John watched her as she walked behind his father.  Triss was John’s height, light and quick. She had the disorienting quality of being his athletic equal in many ways and now constantly occupying his thoughts and emotions as she began to bloom with hints of Lanie’s curves.  There were no hints given about where he stood with her, though.  He was unable to sort out his feelings over Triss crushing herself against him while Lanie had bandaged her hand.  The memory of her hair on his face looped constantly through his mind.  Even more confusing was her wordless comfort the times he needed a friend.  How could she be so perceptive, able to calm his thoughts and yet be oblivious to his physical agitation?

 

They filed down two flights of stairs to reach the indoor pool.  Their flashlights seemed impossibly bright in the otherwise complete darkness as they picked their way past odd little piles of clothes and towels. Then they were in the cavernous natatorium.  The Olympic sized pool was a silent black lake, the water clear except for a bit of algae beginning to form on the wall tiles at the surface line.  Kyle knelt and dipped his hands into the coolness and washed his face.  The post war environment was familiar again.  Small comforts such as this were to be treasured. Triss and John tentatively followed his example as he cupped a hand and drank.   

 

“Different kind of birthday, isn’t it, Triss?”  Kyle said, sitting back with his arms resting on his knees.  Today Triss was thirteen.  John had actually given her a small teddy bear, partly to tease her and partly because he knew she would like it.  All of them had had to abandon most personal possessions now that they would be constantly on the move. 

 

“It’s a different kind of any day,” she answered and swung her flashlight around, looking at the walls and ceiling.  “The earthquake?”

 

“A couple of years from now, probably.” Kyle pointed his light.  “It’ll crack that wall,” he indicated where an industrial clock encased in wire mesh hung fifteen feet from the floor.  “That end of the pool will kind of flatten out, with a hole in it so the river or lake or whatever that starts running through here has a place to go. “  He moved his light across the length of the room.  John and Triss gazed at the water, imagining this space filled with a continuously milling crush of people.

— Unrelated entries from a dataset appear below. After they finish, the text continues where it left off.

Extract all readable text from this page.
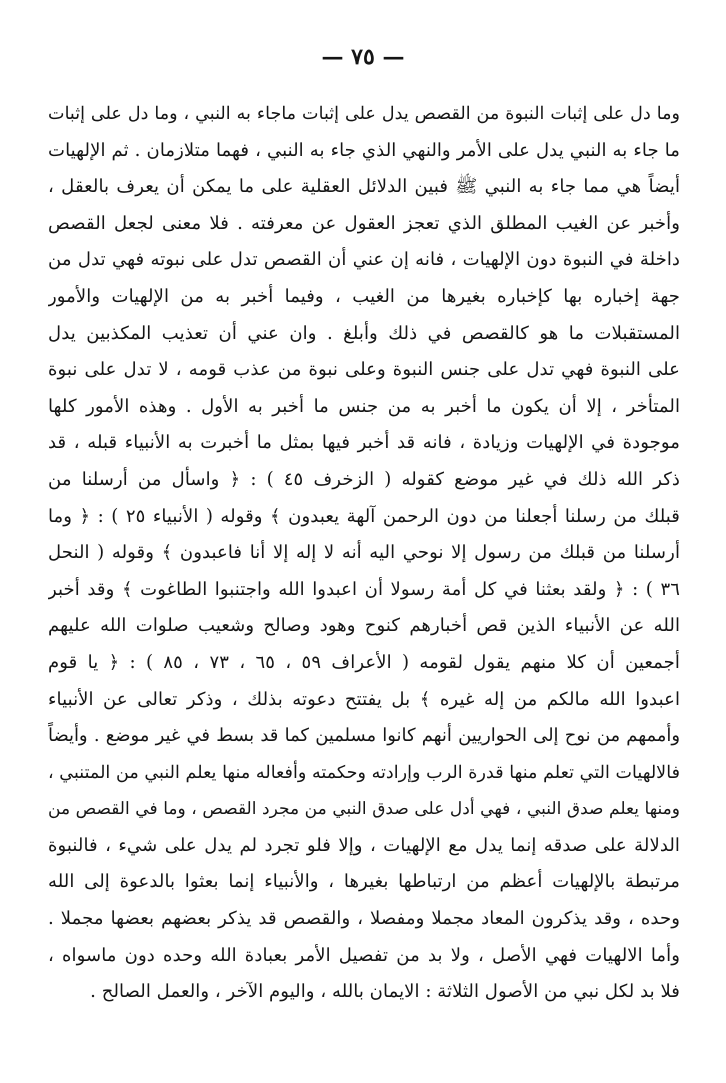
— ٧٥ —
وما دل على إثبات النبوة من القصص يدل على إثبات ماجاء به النبي ، وما دل على إثبات
ما جاء به النبي يدل على الأمر والنهي الذي جاء به النبي ، فهما متلازمان . ثم الإلهيات
أيضاً هي مما جاء به النبي ﷺ فبين الدلائل العقلية على ما يمكن أن يعرف بالعقل ،
وأخبر عن الغيب المطلق الذي تعجز العقول عن معرفته . فلا معنى لجعل القصص
داخلة في النبوة دون الإلهيات ، فانه إن عني أن القصص تدل على نبوته فهي تدل من
جهة إخباره بها كإخباره بغيرها من الغيب ، وفيما أخبر به من الإلهيات والأمور
المستقبلات ما هو كالقصص في ذلك وأبلغ . وان عني أن تعذيب المكذبين يدل
على النبوة فهي تدل على جنس النبوة وعلى نبوة من عذب قومه ، لا تدل على نبوة
المتأخر ، إلا أن يكون ما أخبر به من جنس ما أخبر به الأول . وهذه الأمور كلها
موجودة في الإلهيات وزيادة ، فانه قد أخبر فيها بمثل ما أخبرت به الأنبياء قبله ، قد
ذكر الله ذلك في غير موضع كقوله ( الزخرف ٤٥ ) : ﴿ واسأل من أرسلنا من
قبلك من رسلنا أجعلنا من دون الرحمن آلهة يعبدون ﴾ وقوله ( الأنبياء ٢٥ ) : ﴿ وما
أرسلنا من قبلك من رسول إلا نوحي اليه أنه لا إله إلا أنا فاعبدون ﴾ وقوله ( النحل
٣٦ ) : ﴿ ولقد بعثنا في كل أمة رسولا أن اعبدوا الله واجتنبوا الطاغوت ﴾ وقد أخبر
الله عن الأنبياء الذين قص أخبارهم كنوح وهود وصالح وشعيب صلوات الله عليهم
أجمعين أن كلا منهم يقول لقومه ( الأعراف ٥٩ ، ٦٥ ، ٧٣ ، ٨٥ ) : ﴿ يا قوم
اعبدوا الله مالكم من إله غيره ﴾ بل يفتتح دعوته بذلك ، وذكر تعالى عن الأنبياء
وأممهم من نوح إلى الحواريين أنهم كانوا مسلمين كما قد بسط في غير موضع . وأيضاً
فالالهيات التي تعلم منها قدرة الرب وإرادته وحكمته وأفعاله منها يعلم النبي من المتنبي ،
ومنها يعلم صدق النبي ، فهي أدل على صدق النبي من مجرد القصص ، وما في القصص من
الدلالة على صدقه إنما يدل مع الإلهيات ، وإلا فلو تجرد لم يدل على شيء ، فالنبوة
مرتبطة بالإلهيات أعظم من ارتباطها بغيرها ، والأنبياء إنما بعثوا بالدعوة إلى الله
وحده ، وقد يذكرون المعاد مجملا ومفصلا ، والقصص قد يذكر بعضهم بعضها مجملا .
وأما الالهيات فهي الأصل ، ولا بد من تفصيل الأمر بعبادة الله وحده دون ماسواه ،
فلا بد لكل نبي من الأصول الثلاثة : الايمان بالله ، واليوم الآخر ، والعمل الصالح .
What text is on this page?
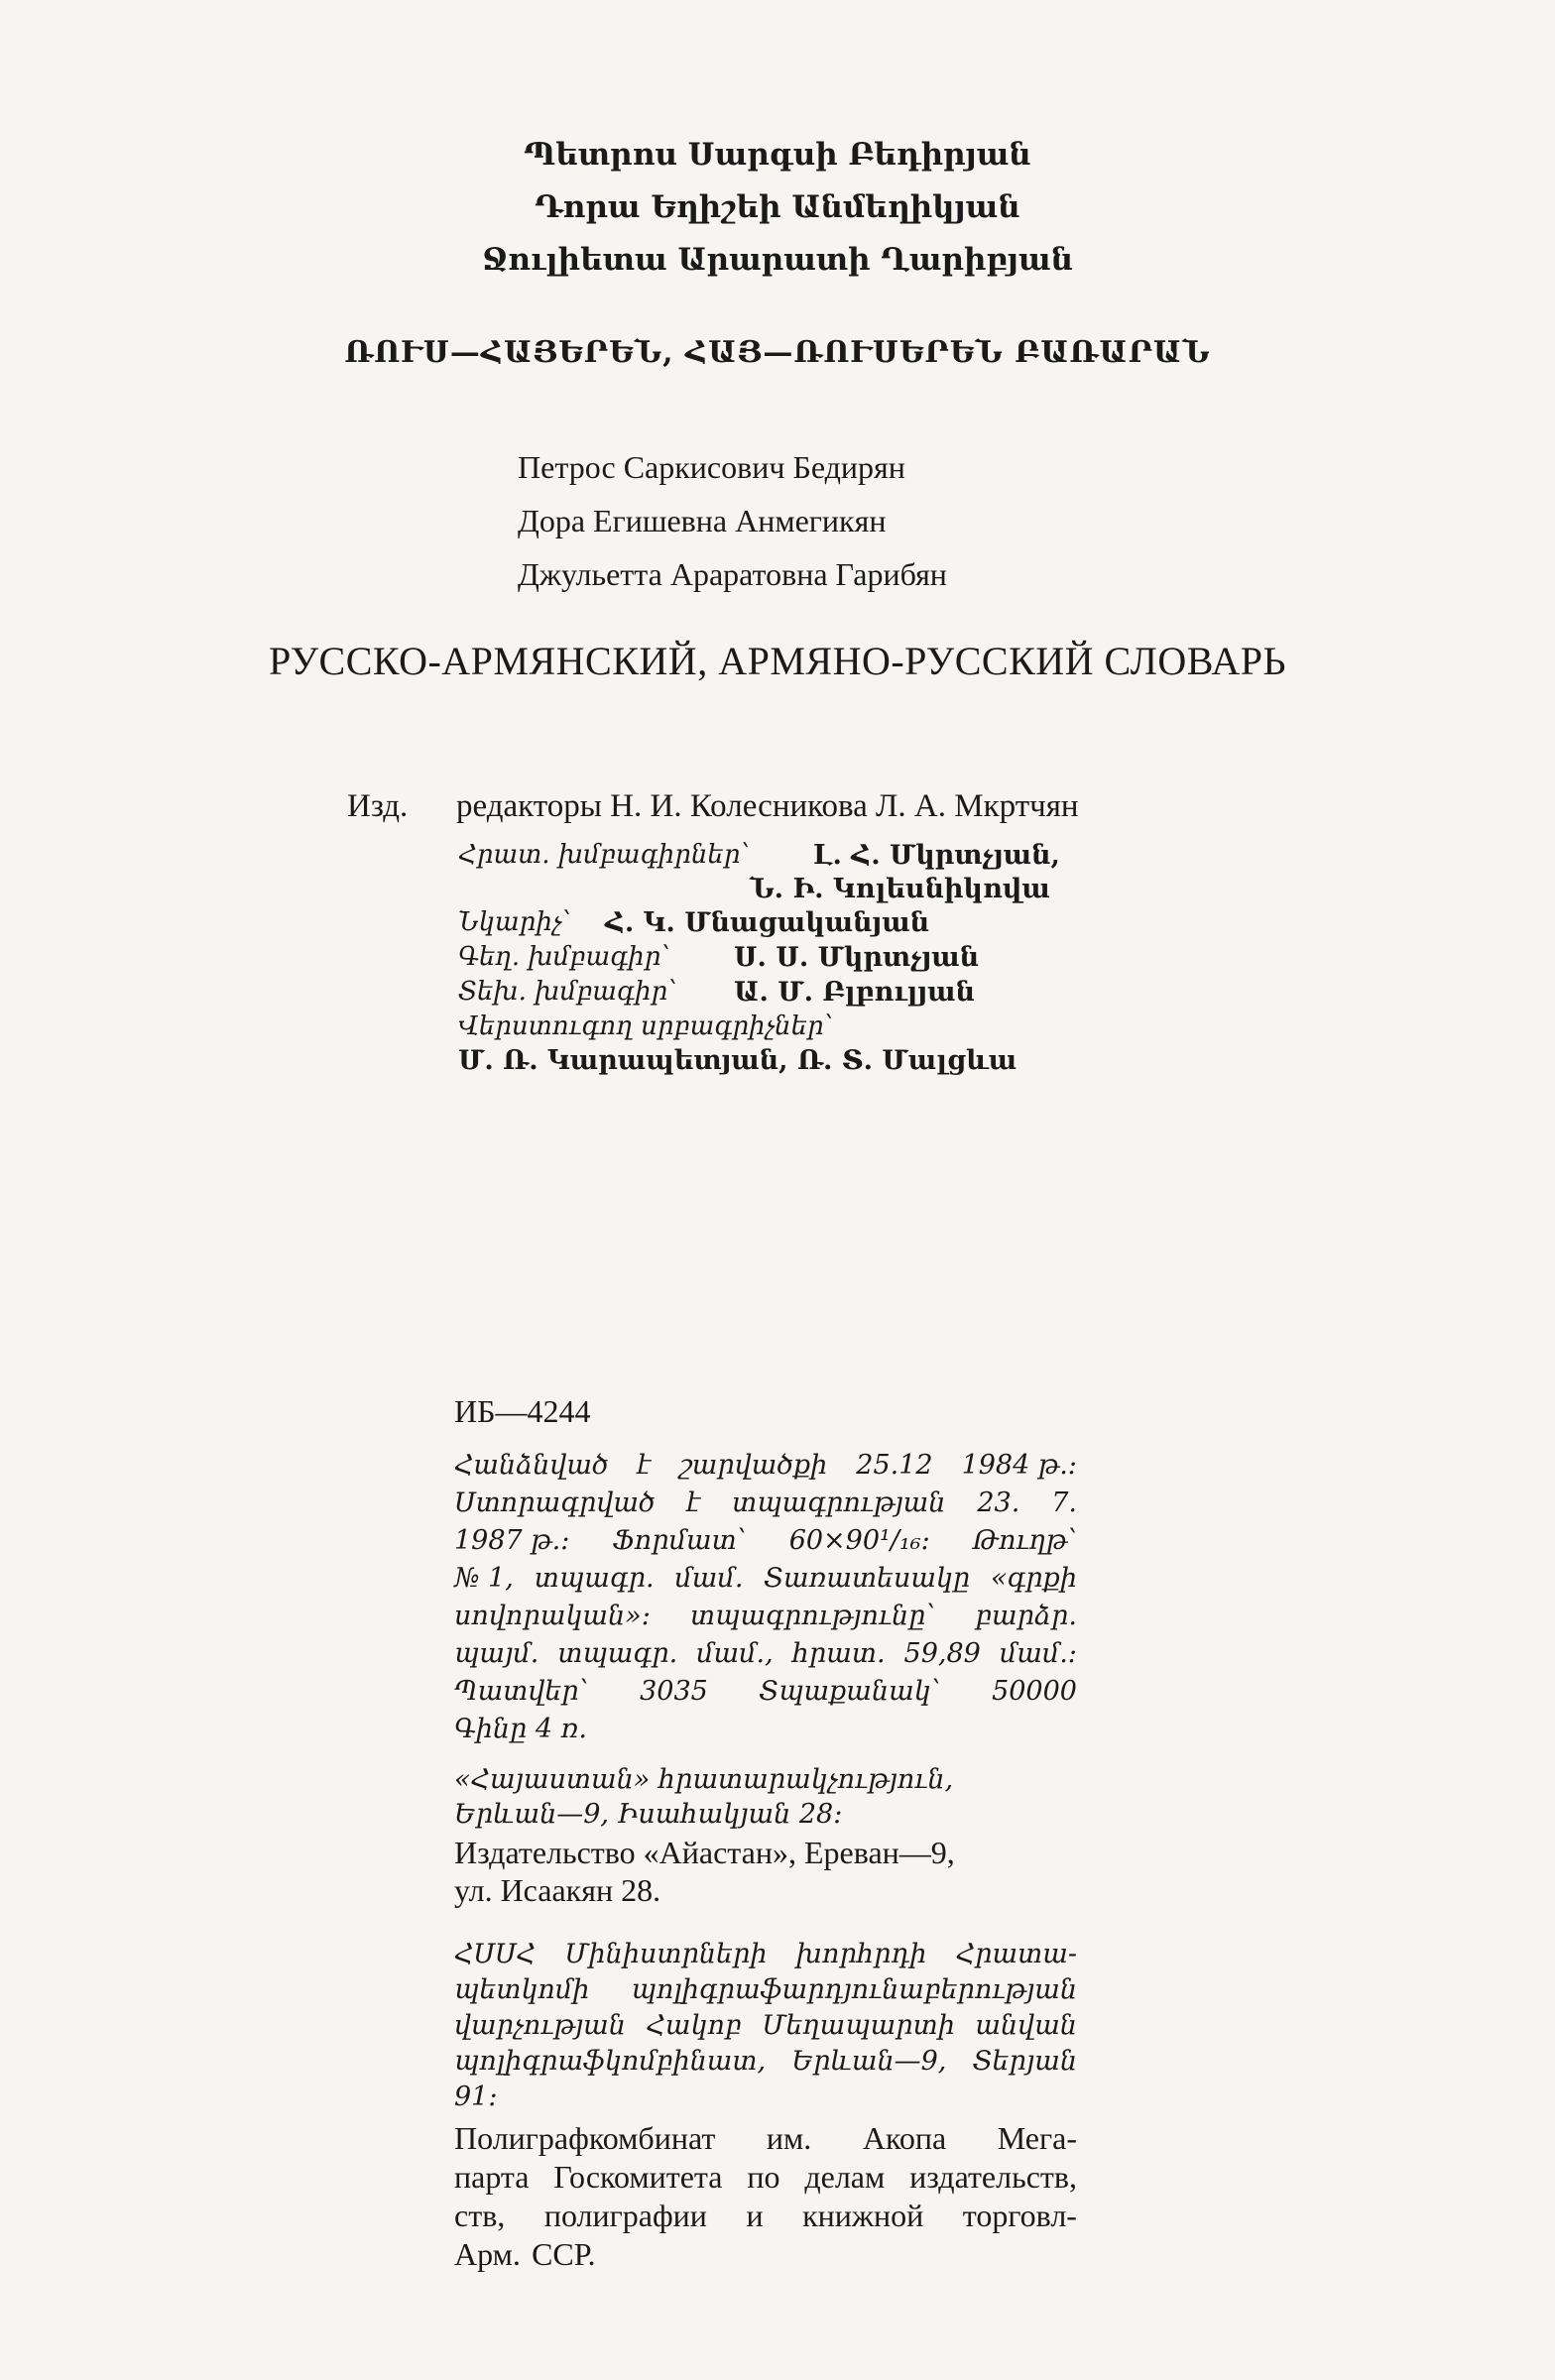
Պետրոս Սարգսի Բեդիրյան
Դորա Եղիշեի Անմեղիկյան
Ջուլիետա Արարատի Ղարիբյան
ՌՈՒՍ—ՀԱՅԵՐԵՆ, ՀԱՅ—ՌՈՒՍԵՐԵՆ ԲԱՌԱՐԱՆ
Петрос Саркисович Бедирян
Дора Егишевна Анмегикян
Джульетта Араратовна Гарибян
РУССКО-АРМЯНСКИЙ, АРМЯНО-РУССКИЙ СЛОВАРЬ
Изд. редакторы Н. И. Колесникова Л. А. Мкртчян
Հրատ. խմբագիրներ՝ Լ. Հ. Մկրտչյան,
Ն. Ի. Կոլեսնիկովա
Նկարիչ՝ Հ. Կ. Մնացականյան
Գեղ. խմբագիր՝ Ս. Ս. Մկրտչյան
Տեխ. խմբագիր՝ Ա. Մ. Բլբուլյան
Վերստուգող սրբագրիչներ՝
Մ. Ռ. Կարապետյան, Ռ. Տ. Մալցևա
ИБ—4244
Հանձնված է շարվածքի 25.12 1984 թ.։
Ստորագրված է տպագրության 23. 7.
1987 թ.։ Ֆորմատ՝ 60×90¹/₁₆։ Թուղթ՝
№ 1, տպագր. մամ. Տառատեսակը «գրքի
սովորական»։ տպագրությունը՝ բարձր.
պայմ. տպագր. մամ., հրատ. 59,89 մամ.։
Պատվեր՝ 3035 Տպաքանակ՝ 50000
Գինը 4 ռ.
«Հայաստան» հրատարակչություն,
Երևան—9, Իսահակյան 28։
Издательство «Айастан», Ереван—9,
ул. Исаакян 28.
ՀՍՍՀ Մինիստրների խորհրդի Հրատա-
պետկոմի պոլիգրաֆարդյունաբերության
վարչության Հակոբ Մեղապարտի անվան
պոլիգրաֆկոմբինատ, Երևան—9, Տերյան
91։
Полиграфкомбинат им. Акопа Мега-
парта Госкомитета по делам издательств,
ств, полиграфии и книжной торговл-
Арм. ССР.
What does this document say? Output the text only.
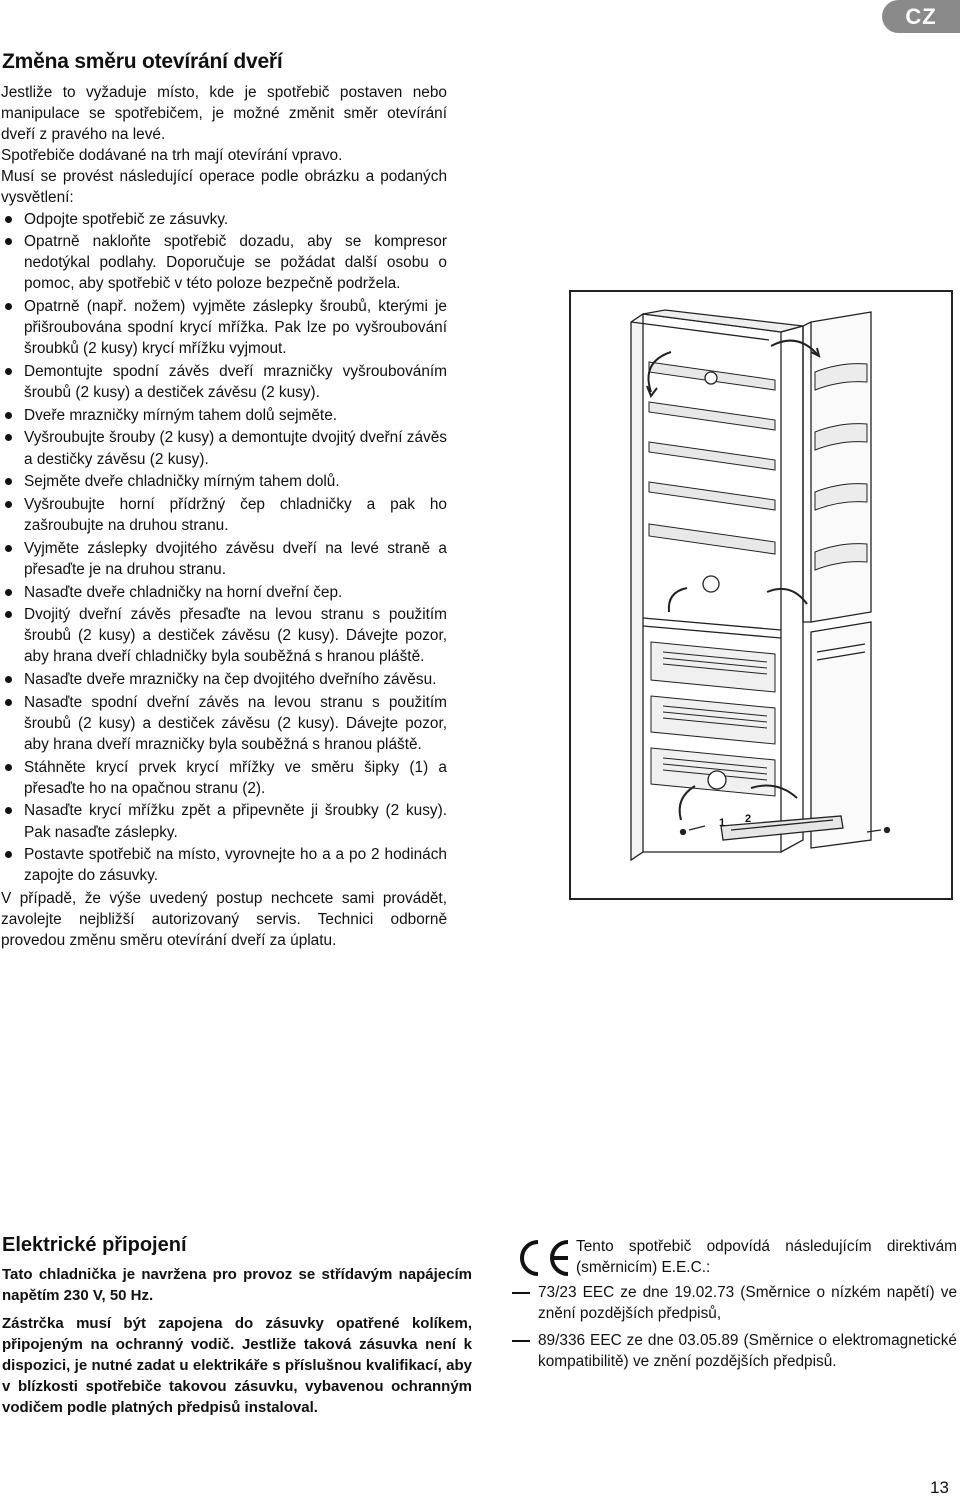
CZ
Změna směru otevírání dveří

Jestliže to vyžaduje místo, kde je spotřebič postaven nebo manipulace se spotřebičem, je možné změnit směr otevírání dveří z pravého na levé.

Spotřebiče dodávané na trh mají otevírání vpravo.

Musí se provést následující operace podle obrázku a podaných vysvětlení:

Odpojte spotřebič ze zásuvky.
Opatrně nakloňte spotřebič dozadu, aby se kompresor nedotýkal podlahy. Doporučuje se požádat další osobu o pomoc, aby spotřebič v této poloze bezpečně podržela.
Opatrně (např. nožem) vyjměte záslepky šroubů, kterými je přišroubována spodní krycí mřížka. Pak lze po vyšroubování šroubků (2 kusy) krycí mřížku vyjmout.
Demontujte spodní závěs dveří mrazničky vyšroubováním šroubů (2 kusy) a destiček závěsu (2 kusy).
Dveře mrazničky mírným tahem dolů sejměte.
Vyšroubujte šrouby (2 kusy) a demontujte dvojitý dveřní závěs a destičky závěsu (2 kusy).
Sejměte dveře chladničky mírným tahem dolů.
Vyšroubujte horní přídržný čep chladničky a pak ho zašroubujte na druhou stranu.
Vyjměte záslepky dvojitého závěsu dveří na levé straně a přesaďte je na druhou stranu.
Nasaďte dveře chladničky na horní dveřní čep.
Dvojitý dveřní závěs přesaďte na levou stranu s použitím šroubů (2 kusy) a destiček závěsu (2 kusy). Dávejte pozor, aby hrana dveří chladničky byla souběžná s hranou pláště.
Nasaďte dveře mrazničky na čep dvojitého dveřního závěsu.
Nasaďte spodní dveřní závěs na levou stranu s použitím šroubů (2 kusy) a destiček závěsu (2 kusy). Dávejte pozor, aby hrana dveří mrazničky byla souběžná s hranou pláště.
Stáhněte krycí prvek krycí mřížky ve směru šipky (1) a přesaďte ho na opačnou stranu (2).
Nasaďte krycí mřížku zpět a připevněte ji šroubky (2 kusy). Pak nasaďte záslepky.
Postavte spotřebič na místo, vyrovnejte ho a a po 2 hodinách zapojte do zásuvky.

V případě, že výše uvedený postup nechcete sami provádět, zavolejte nejbližší autorizovaný servis. Technici odborně provedou změnu směru otevírání dveří za úplatu.

1 2
Elektrické připojení

Tato chladnička je navržena pro provoz se střídavým napájecím napětím 230 V, 50 Hz.

Zástrčka musí být zapojena do zásuvky opatřené kolíkem, připojeným na ochranný vodič. Jestliže taková zásuvka není k dispozici, je nutné zadat u elektrikáře s příslušnou kvalifikací, aby v blízkosti spotřebiče takovou zásuvku, vybavenou ochranným vodičem podle platných předpisů instaloval.

Tento spotřebič odpovídá následujícím direktivám (směrnicím) E.E.C.:

73/23 EEC ze dne 19.02.73 (Směrnice o nízkém napětí) ve znění pozdějších předpisů,
89/336 EEC ze dne 03.05.89 (Směrnice o elektromagnetické kompatibilitě) ve znění pozdějších předpisů.
13
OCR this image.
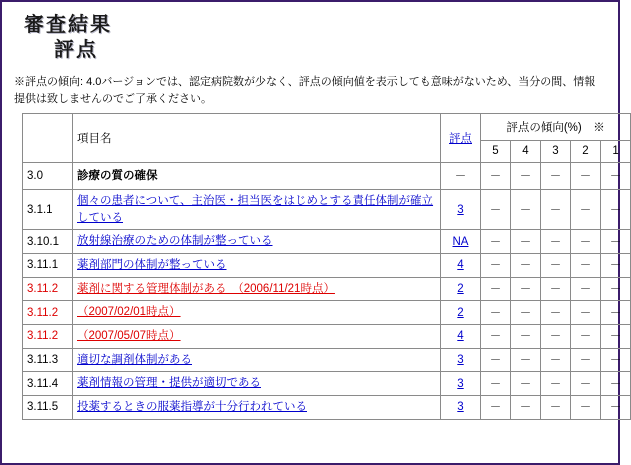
審査結果
評点
※評点の傾向: 4.0バージョンでは、認定病院数が少なく、評点の傾向値を表示しても意味がないため、当分の間、情報提供は致しませんのでご了承ください。
	項目名	評点	評点の傾向(%)　※				
			5	4	3	2	1
3.0	診療の質の確保	－	－	－	－	－	－
3.1.1	個々の患者について、主治医・担当医をはじめとする責任体制が確立している	3	－	－	－	－	－
3.10.1	放射線治療のための体制が整っている	NA	－	－	－	－	－
3.11.1	薬剤部門の体制が整っている	4	－	－	－	－	－
3.11.2	薬剤に関する管理体制がある　（2006/11/21時点）	2	－	－	－	－	－
3.11.2	（2007/02/01時点）	2	－	－	－	－	－
3.11.2	（2007/05/07時点）	4	－	－	－	－	－
3.11.3	適切な調剤体制がある	3	－	－	－	－	－
3.11.4	薬剤情報の管理・提供が適切である	3	－	－	－	－	－
3.11.5	投薬するときの服薬指導が十分行われている	3	－	－	－	－	－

Kyle sighed and said, “Well, I guess we can check this off the list.  Let’s move on.”

 

They used the stairwell on the opposite side of the building to get back to street level.  Triss was thinking about how quiet John had been all day when Kyle paused and then took a step backward. Triss was startled to see bodies stacked neatly in a corner of the landing as Kyle snapped his fingers and they all drew their weapons.

 

“Why are the corpses piled up that way?”  John asked, before thinking.

 

“Quiet,” said Kyle sharply, still backing up while his mind screamed, No, no, no, no! Not yet! It’s too soon.  He had to get the kids out of there now…

 

There was a tiny scrape and they looked up to see four people standing silently, motionless a few steps above the landing. “Run!” Kyle opened fire, the sound huge in the confined space. John and Triss instantly reversed direction, leaping down multiple stairs with each stride.  They fled across the pool deck, zigzagging, sprinting back the way they had come.  They heard Kyle shouting, “Motherfuckers!” then his weapon was silent. 

Chapter End Notes:

A friend of mine doesn't like Dr. Silberman much, so I've written him into this story.